Picking their Own Tools

Help foster their interest in gardening from the start by picking their own tools, such as gardening gloves, trowel, and little spade to use on their own small patch. This gives them the independence to get stuck into the soil and planting, and we know children love to dig in the dirt!

Plant a Sunflower

What kid doesn’t love a big sunflower? They’re great for kids to grow because they are quite robust, grow quickly, and are very tall and bright creating quite a spectacle in the garden for them to enjoy. When the sunflowers bloom, they’ll reveal lots of sunflower seeds to pick and eat too! Or they can be left out for the birds.

Plant a Tree

Tree planting is a great way to get them interest as often they are excited to know a tree is usually going to live for at least 100 years. They’ll see it grow alongside them year after year and be able to recall the time the family got together to plant it.

Plant some Strawberries

Strawberries are almost universally loved by children, especially when paired with cream or in sweet treats (who doesn’t love that). They are easy to grow in pots or in a bed, taste delicious fresh, and will be an exciting journey for children as they watch them turn from flowers after being pollinated into lovely strawberries!

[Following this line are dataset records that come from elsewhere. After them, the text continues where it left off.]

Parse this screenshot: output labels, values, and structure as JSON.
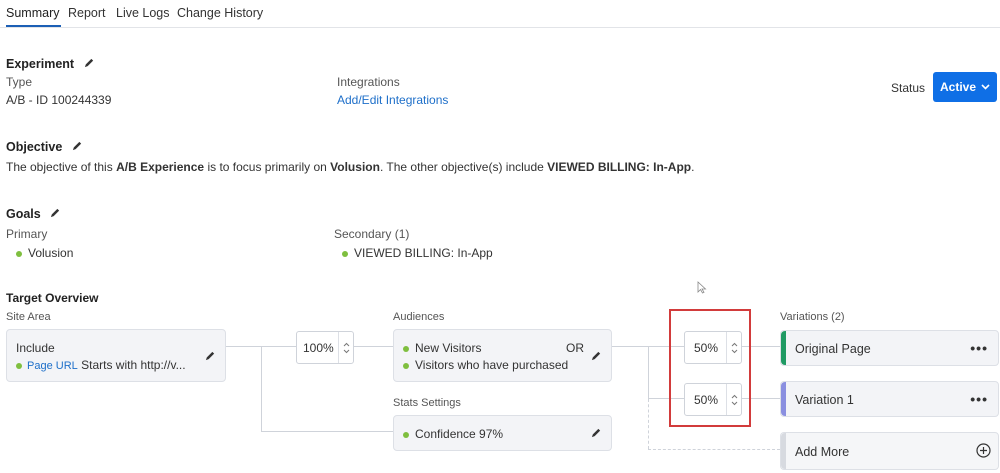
{
  "tabs": [
    {
      "label": "Summary"
    },
    {
      "label": "Report"
    },
    {
      "label": "Live Logs"
    },
    {
      "label": "Change History"
    }
  ],
  "experiment": {
    "heading": "Experiment",
    "type_label": "Type",
    "type_value": "A/B - ID 100244339",
    "integrations_label": "Integrations",
    "integrations_link": "Add/Edit Integrations",
    "status_label": "Status",
    "status_value": "Active"
  },
  "objective": {
    "heading": "Objective",
    "text_1": "The objective of this ",
    "text_2": "A/B Experience",
    "text_3": " is to focus primarily on ",
    "text_4": "Volusion",
    "text_5": ". The other objective(s) include ",
    "text_6": "VIEWED BILLING: In-App",
    "text_7": "."
  },
  "goals": {
    "heading": "Goals",
    "primary_label": "Primary",
    "primary_value": "Volusion",
    "secondary_label": "Secondary (1)",
    "secondary_value": "VIEWED BILLING: In-App"
  },
  "target": {
    "heading": "Target Overview",
    "site_area_label": "Site Area",
    "site_include": "Include",
    "site_rule_tag": "Page URL",
    "site_rule_text": "Starts with http://v...",
    "site_percent": "100%",
    "audiences_label": "Audiences",
    "audience_1": "New Visitors",
    "audience_op": "OR",
    "audience_2": "Visitors who have purchased",
    "stats_label": "Stats Settings",
    "stats_value": "Confidence 97%",
    "split_1": "50%",
    "split_2": "50%",
    "variations_label": "Variations (2)",
    "variations": [
      {
        "name": "Original Page",
        "color": "#1f9a63"
      },
      {
        "name": "Variation 1",
        "color": "#8a8fe0"
      }
    ],
    "add_more": "Add More"
  },
  "colors": {
    "accent": "#0f6fe6",
    "highlight": "#d23b3b",
    "dot": "#7fbf3f"
  }
}
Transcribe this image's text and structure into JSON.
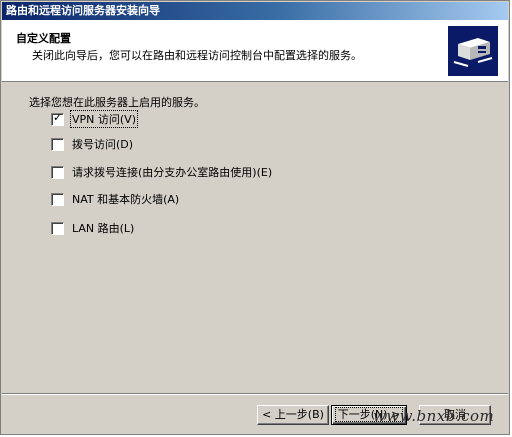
{
  "window": {
    "title": "路由和远程访问服务器安装向导"
  },
  "header": {
    "title": "自定义配置",
    "subtitle": "关闭此向导后，您可以在路由和远程访问控制台中配置选择的服务。",
    "icon": "server-network-icon"
  },
  "main": {
    "instruction": "选择您想在此服务器上启用的服务。",
    "options": [
      {
        "label": "VPN 访问(V)",
        "checked": true
      },
      {
        "label": "拨号访问(D)",
        "checked": false
      },
      {
        "label": "请求拨号连接(由分支办公室路由使用)(E)",
        "checked": false
      },
      {
        "label": "NAT 和基本防火墙(A)",
        "checked": false
      },
      {
        "label": "LAN 路由(L)",
        "checked": false
      }
    ]
  },
  "buttons": {
    "back": "< 上一步(B)",
    "next": "下一步(N) >",
    "cancel": "取消"
  },
  "watermark": "www.bnxb.com"
}
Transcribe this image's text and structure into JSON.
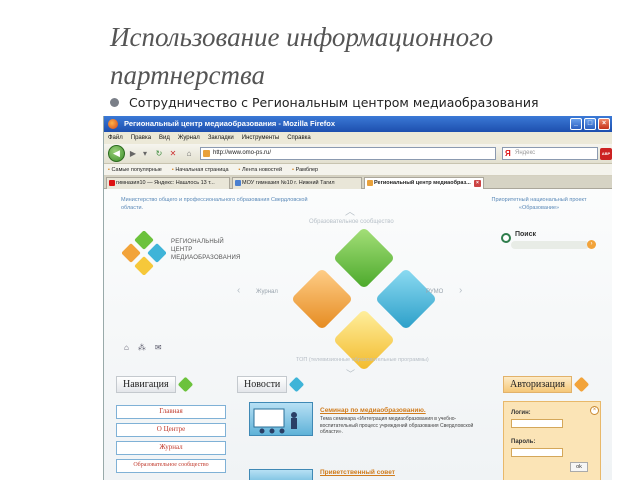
{
  "slide": {
    "title": "Использование информационного партнерства",
    "bullet": "Сотрудничество с Региональным центром медиаобразования"
  },
  "browser": {
    "window_title": "Региональный центр медиаобразования - Mozilla Firefox",
    "menu": [
      "Файл",
      "Правка",
      "Вид",
      "Журнал",
      "Закладки",
      "Инструменты",
      "Справка"
    ],
    "url": "http://www.omo-ps.ru/",
    "search_placeholder": "Яндекс",
    "search_logo": "Я",
    "addon_label": "ABP",
    "bookmarks": [
      "Самые популярные",
      "Начальная страница",
      "Лента новостей",
      "Рамблер"
    ],
    "tabs": [
      {
        "label": "гимназия10 — Яндекс: Нашлось 13 т...",
        "active": false
      },
      {
        "label": "МОУ гимназия №10 г. Нижний Тагил",
        "active": false
      },
      {
        "label": "Региональный центр медиаобраз...",
        "active": true
      }
    ],
    "icons": {
      "back": "back-arrow-icon",
      "forward": "forward-arrow-icon",
      "reload": "reload-icon",
      "stop": "stop-icon",
      "home": "home-icon"
    }
  },
  "site": {
    "ministry": "Министерство общего и профессионального образования Свердловской области.",
    "community_label": "Образовательное сообщество",
    "project": "Приоритетный национальный проект «Образование»",
    "logo_text": [
      "РЕГИОНАЛЬНЫЙ",
      "ЦЕНТР",
      "МЕДИАОБРАЗОВАНИЯ"
    ],
    "search_label": "Поиск",
    "left_label": "Журнал",
    "right_label": "РУМО",
    "top_label": "ТОП (телевизионные образовательные программы)",
    "colors": {
      "green": "#6cc23c",
      "blue": "#3fb4d8",
      "yellow": "#f6c83a",
      "orange": "#f2a33a"
    },
    "columns": {
      "nav": "Навигация",
      "news": "Новости",
      "auth": "Авторизация"
    },
    "nav_items": [
      "Главная",
      "О Центре",
      "Журнал",
      "Образовательное сообщество"
    ],
    "news": [
      {
        "title": "Семинар по медиаобразованию.",
        "text": "Тема семинара «Интеграция медиаобразования в учебно-воспитательный процесс учреждений образования Свердловской области»."
      },
      {
        "title": "Приветственный совет",
        "text": ""
      }
    ],
    "auth": {
      "login_label": "Логин:",
      "password_label": "Пароль:",
      "ok": "ok"
    }
  }
}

Plant a Colourful Container

Containers or pots are great because they can pick it themselves, paint it, add in the compost, then choose and add small established flowers and plug plants. This is a great idea because you can do this in an afternoon, creating something faster for them than some other gardening jobs, perfect for hooking them in as a start.

Plant a Salad Pot

Another idea for pots or containers but get the salad seeds going instead. Soon they’ll have a little bounty of fresh lettuce, rocket, and more to pick and enjoy. Salad isn’t the most exciting thing for a child, but growing and eating their own will really excite them.

Make a Pot Pond

These are super quick to do, and the kids will love the water aspect. Just get a good-sized pot or container, that’s watertight (if not you can add pond liner) and fill it with some gravel and rocks so the little creatures and animals that will visit have somewhere to rest, and also get in and out of the pot with. Fill it with gathered rainwater preferably, but if not tap water with a treatment to make it pond safe. Then add one or two pond plants that will oxygenate the water keeping it clean. A lightly shaded spot is best for the pot, and after some time it will attract lots of wildlife for them to watch.


The Joys and Benefits of Gardening with your Kids

Lots of great ideas there! As you can see gardening is an experience that can help children grow, gain new skills, and contribute to their physical and mental wellbeing. It’s also a bonding experience that can create to lifelong memories. Whether it’s the first time a seed they planted sprouts through the soil, or a particularly daunting worm they’ve encountered, to the first strawberry they’ve picked in the garden, these are experiences that both child and parent will cherish. There are so many ways to get started gardening with them, but whatever you choose by involving them from the start will make them more invested and engaged with the whole process. Creating a small, defined space for a child’s garden is a great way to make them feel invested and responsible. A simple raised bed or a few pots can serve as their patch where they have control over the plants. This kind of autonomy can be empowering for a child, and it is delighting for parents to watch them take charge. Good luck with it and above all have fun!